Most investors buy or sell on good or bad news, but technical indicators are the things professionals use when share trading. Here are five to watch for.
As always, content on Star Investing is not an investment recommendation.
1. Moving Average
In its simplest form, a ‘moving average’ is the average of all recent closing prices (adding them and and dividing by the number of time periods).
This form is a Simple Moving Average (SMA) although there is another form called the Exponential Moving Average (EMA) that gives more weight to recent data. It does so by calculating only the higher closing price and calculating an average from those and assuming it applies equally across the period.
The formula is:
(Closing price – previous EMA) * (c/n+1) + previous EMA where c is the number of closing prices you want to give weight to and n is the total number of periods.
The Moving Average is a metric used both in its own right and to calculate other signals. Various time frames can be used although a 200 day period is the most popular, particularly in regard to major indices.
For example, on Thursday 8 February, the ASX 200 was on track for its best week in two and a half years, up over 4 percent.
But it crossed its 200 day moving average and arguably this was a reason why the index fell 0.34 percent the day after.
Professional traders took notice and responded accordingly.
2. Relative Strength Index
The Relative Strength Index (RSI) measures buying and selling momentum.
If a stock has an RSI of under 30, it may be oversold and traders may think it is about to rebound. Conversely, if a stock’s RSI is over 70 it may be overbought and traders may think a sell-off is about to occur.
An RSI of 0 indicates only selling activity whereas an RSI of 100 indicates only buying momentum – although this rarely occurs outside tightly held stocks. While there is a precise, comprehensive formula, these days it is all calculated on computers.
Essentially the formula compares all the stock’s gains in the period to the magnitude of losses and computes a number between 0 and 100.
The weakness is that traders are relying on past performance to indicate future performance and this is not always reliable.
3. Moving Average Convergence Divergence
– This metric similarly measures whether a stock is overbought or sold. But unlike the RSI, it takes into account moving averages.
It simply involves subtracting one period’s Exponential Moving Average (MDA) with another. These periods can be whichever the trader wants but usually it’s a 26-day EMA subtracted from a 12-day EMA.
From this result a chart is plotted and nine day EMA of this line is plotted. When the MACD crosses above this line, traders may buy the stock but when it falls below the signal line, they will sell or short the stock.
For instance Qantas’ (ASX: QAN) stock fell 5 percent on January 29 and the signal line crossed below the MACD line despite no news out of the Red Roo.
Seemingly, this occurred because competitor Air New Zealand (ASX: AIZ) cut its earnings due to a reduced tourism outlook.

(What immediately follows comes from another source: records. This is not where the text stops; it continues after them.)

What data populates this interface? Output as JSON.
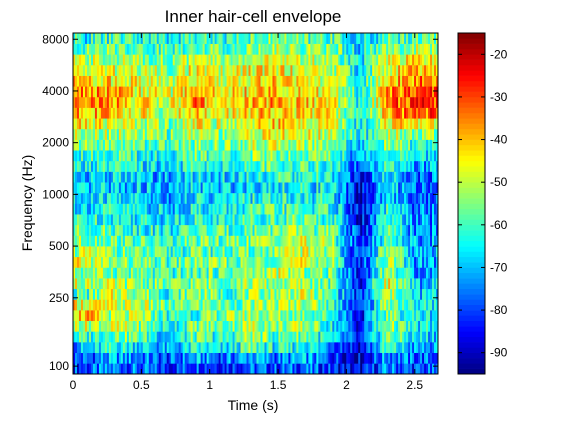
{
  "chart_data": {
    "type": "heatmap",
    "title": "Inner hair-cell envelope",
    "xlabel": "Time (s)",
    "ylabel": "Frequency (Hz)",
    "xlim": [
      0,
      2.67
    ],
    "ylim": [
      90,
      8700
    ],
    "yscale": "log",
    "x_ticks": [
      0,
      0.5,
      1,
      1.5,
      2,
      2.5
    ],
    "x_tick_labels": [
      "0",
      "0.5",
      "1",
      "1.5",
      "2",
      "2.5"
    ],
    "y_ticks": [
      100,
      250,
      500,
      1000,
      2000,
      4000,
      8000
    ],
    "y_tick_labels": [
      "100",
      "250",
      "500",
      "1000",
      "2000",
      "4000",
      "8000"
    ],
    "colorbar": {
      "limits": [
        -95,
        -15
      ],
      "ticks": [
        -20,
        -30,
        -40,
        -50,
        -60,
        -70,
        -80,
        -90
      ],
      "tick_labels": [
        "-20",
        "-30",
        "-40",
        "-50",
        "-60",
        "-70",
        "-80",
        "-90"
      ],
      "colormap": "jet"
    },
    "grid": false,
    "channels_low_to_high_hz": [
      90,
      110,
      135,
      160,
      190,
      225,
      265,
      310,
      360,
      420,
      490,
      570,
      660,
      760,
      880,
      1020,
      1180,
      1360,
      1570,
      1810,
      2080,
      2390,
      2750,
      3150,
      3600,
      4100,
      4700,
      5350,
      6100,
      6950,
      7900,
      8700
    ],
    "time_frames_s": [
      0.1,
      0.3,
      0.5,
      0.7,
      0.9,
      1.1,
      1.3,
      1.5,
      1.7,
      1.9,
      2.1,
      2.3,
      2.5
    ],
    "level_db": [
      [
        -80,
        -75,
        -78,
        -82,
        -76,
        -80,
        -78,
        -79,
        -77,
        -82,
        -88,
        -75,
        -80
      ],
      [
        -78,
        -72,
        -75,
        -80,
        -72,
        -78,
        -70,
        -76,
        -72,
        -80,
        -88,
        -72,
        -78
      ],
      [
        -72,
        -62,
        -66,
        -74,
        -64,
        -70,
        -58,
        -66,
        -62,
        -74,
        -86,
        -62,
        -74
      ],
      [
        -62,
        -55,
        -58,
        -70,
        -58,
        -64,
        -52,
        -60,
        -55,
        -70,
        -86,
        -55,
        -68
      ],
      [
        -50,
        -50,
        -55,
        -65,
        -55,
        -58,
        -50,
        -55,
        -52,
        -65,
        -85,
        -52,
        -66
      ],
      [
        -40,
        -55,
        -52,
        -62,
        -60,
        -55,
        -52,
        -55,
        -55,
        -62,
        -85,
        -55,
        -65
      ],
      [
        -45,
        -50,
        -50,
        -60,
        -55,
        -58,
        -55,
        -52,
        -50,
        -60,
        -84,
        -52,
        -65
      ],
      [
        -60,
        -48,
        -52,
        -62,
        -52,
        -60,
        -55,
        -52,
        -50,
        -62,
        -84,
        -50,
        -68
      ],
      [
        -50,
        -52,
        -55,
        -58,
        -55,
        -55,
        -52,
        -55,
        -52,
        -60,
        -85,
        -45,
        -70
      ],
      [
        -55,
        -55,
        -60,
        -62,
        -58,
        -58,
        -55,
        -50,
        -55,
        -58,
        -85,
        -52,
        -72
      ],
      [
        -48,
        -55,
        -58,
        -60,
        -55,
        -56,
        -58,
        -52,
        -48,
        -56,
        -86,
        -50,
        -72
      ],
      [
        -52,
        -55,
        -60,
        -62,
        -58,
        -60,
        -58,
        -55,
        -48,
        -55,
        -86,
        -52,
        -72
      ],
      [
        -55,
        -56,
        -60,
        -62,
        -58,
        -58,
        -55,
        -52,
        -50,
        -55,
        -86,
        -58,
        -72
      ],
      [
        -58,
        -58,
        -62,
        -64,
        -60,
        -60,
        -58,
        -55,
        -55,
        -58,
        -86,
        -60,
        -74
      ],
      [
        -62,
        -62,
        -64,
        -66,
        -62,
        -64,
        -60,
        -58,
        -58,
        -60,
        -88,
        -62,
        -75
      ],
      [
        -66,
        -64,
        -66,
        -70,
        -64,
        -66,
        -62,
        -60,
        -62,
        -62,
        -88,
        -64,
        -76
      ],
      [
        -70,
        -66,
        -68,
        -72,
        -66,
        -68,
        -64,
        -62,
        -64,
        -64,
        -88,
        -66,
        -77
      ],
      [
        -72,
        -68,
        -70,
        -74,
        -68,
        -70,
        -66,
        -64,
        -66,
        -66,
        -88,
        -68,
        -78
      ],
      [
        -70,
        -68,
        -70,
        -72,
        -66,
        -68,
        -65,
        -62,
        -64,
        -65,
        -86,
        -66,
        -76
      ],
      [
        -65,
        -64,
        -66,
        -68,
        -62,
        -64,
        -60,
        -58,
        -60,
        -62,
        -80,
        -62,
        -72
      ],
      [
        -60,
        -60,
        -62,
        -64,
        -58,
        -60,
        -56,
        -55,
        -55,
        -58,
        -74,
        -58,
        -68
      ],
      [
        -55,
        -56,
        -58,
        -60,
        -55,
        -56,
        -52,
        -50,
        -52,
        -54,
        -70,
        -55,
        -62
      ],
      [
        -50,
        -52,
        -54,
        -58,
        -50,
        -54,
        -48,
        -46,
        -48,
        -50,
        -68,
        -50,
        -55
      ],
      [
        -45,
        -48,
        -50,
        -55,
        -45,
        -52,
        -45,
        -42,
        -46,
        -48,
        -66,
        -45,
        -45
      ],
      [
        -38,
        -42,
        -46,
        -52,
        -40,
        -48,
        -42,
        -40,
        -44,
        -46,
        -66,
        -40,
        -32
      ],
      [
        -32,
        -38,
        -44,
        -50,
        -36,
        -45,
        -40,
        -38,
        -42,
        -45,
        -66,
        -36,
        -28
      ],
      [
        -36,
        -40,
        -46,
        -50,
        -38,
        -46,
        -42,
        -40,
        -44,
        -46,
        -66,
        -38,
        -30
      ],
      [
        -42,
        -44,
        -48,
        -52,
        -42,
        -48,
        -44,
        -42,
        -46,
        -48,
        -66,
        -42,
        -35
      ],
      [
        -48,
        -48,
        -50,
        -54,
        -46,
        -50,
        -46,
        -44,
        -48,
        -50,
        -66,
        -46,
        -40
      ],
      [
        -52,
        -52,
        -54,
        -56,
        -50,
        -54,
        -50,
        -48,
        -50,
        -52,
        -66,
        -50,
        -45
      ],
      [
        -58,
        -56,
        -58,
        -60,
        -55,
        -58,
        -55,
        -52,
        -55,
        -55,
        -68,
        -55,
        -52
      ],
      [
        -64,
        -60,
        -62,
        -64,
        -60,
        -62,
        -58,
        -56,
        -60,
        -58,
        -70,
        -60,
        -58
      ]
    ]
  }
}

Yet perhaps investors should have waited to hear whether or not they would affect Qantas before selling.
4. Bollinger Bands
Bollinger Bands measure stock volatility, based on the standard deviation from a SMA.
Every chart for the index or stock being measured will contain three lines, or bands.
- The middle will be the SMA
- The upper will be the SMA plus the standard deviation from the SMA over that period
- The lower band will be the SMA minus the standard deviation
Theoretically, nearly 90 percent of trading should occur within the lower and upper bands. Any price movement outside the bands should indicate prices are relatively high or relatively low.
The example below depicts Virgin Australia’s (ASX: VAH) shares.
They have largely remained in the bands, any movement outside has been temporary.
Big companies such as Virgin are traded in large quantities on a daily basis in response to trends such as these, in addition to company news and analysis.
One movement outside was the release of their half yearly reports in mid-February which led to a 5 percent jump in its share price and a breaching of the upper band. Yet major institutions such as JP Morgan remained bearish about the stock and argued it was overbought.
While its client note did not mention Bollinger Bands, it is likely this would be one metric used to justify their overall conclusion.
5. Analyst recommendations
On the basis of all of these, analysts make recommendations about the stock. Sometimes they will use the above metrics to indicate a stock’s direction is about to make a sharp turn.
While the recommendation isn’t a technical marker per se, they do take into account all the technical data to arrive at their conclusions.
Single Analyst recommendations can shift stocks more than any of these, especially because unlike all the others on this list they are easy to understand.
If you follow the U.S. markets, almost every day you’ll hear one stock or two ‘fell after being downgraded by Goldman Sachs/JP Morgan’.
Yes, Investors take these firms so seriously they are willing to bet their money on the basis of what these firms think. This can even occur on the basis of predictions rather than reality, most pertinently with earnings.
Ultimately, what matters to most investors is gaining a return on their investment and good news or bad news is the main trigger for share trading.
But these signals are ways of predicting whether or not your thoughts about stocks being overbought, oversold or are on the brink of a turnaround are justified.
This content does not constitute financial product advice. You should consider obtaining independent advice before making any financial decisions.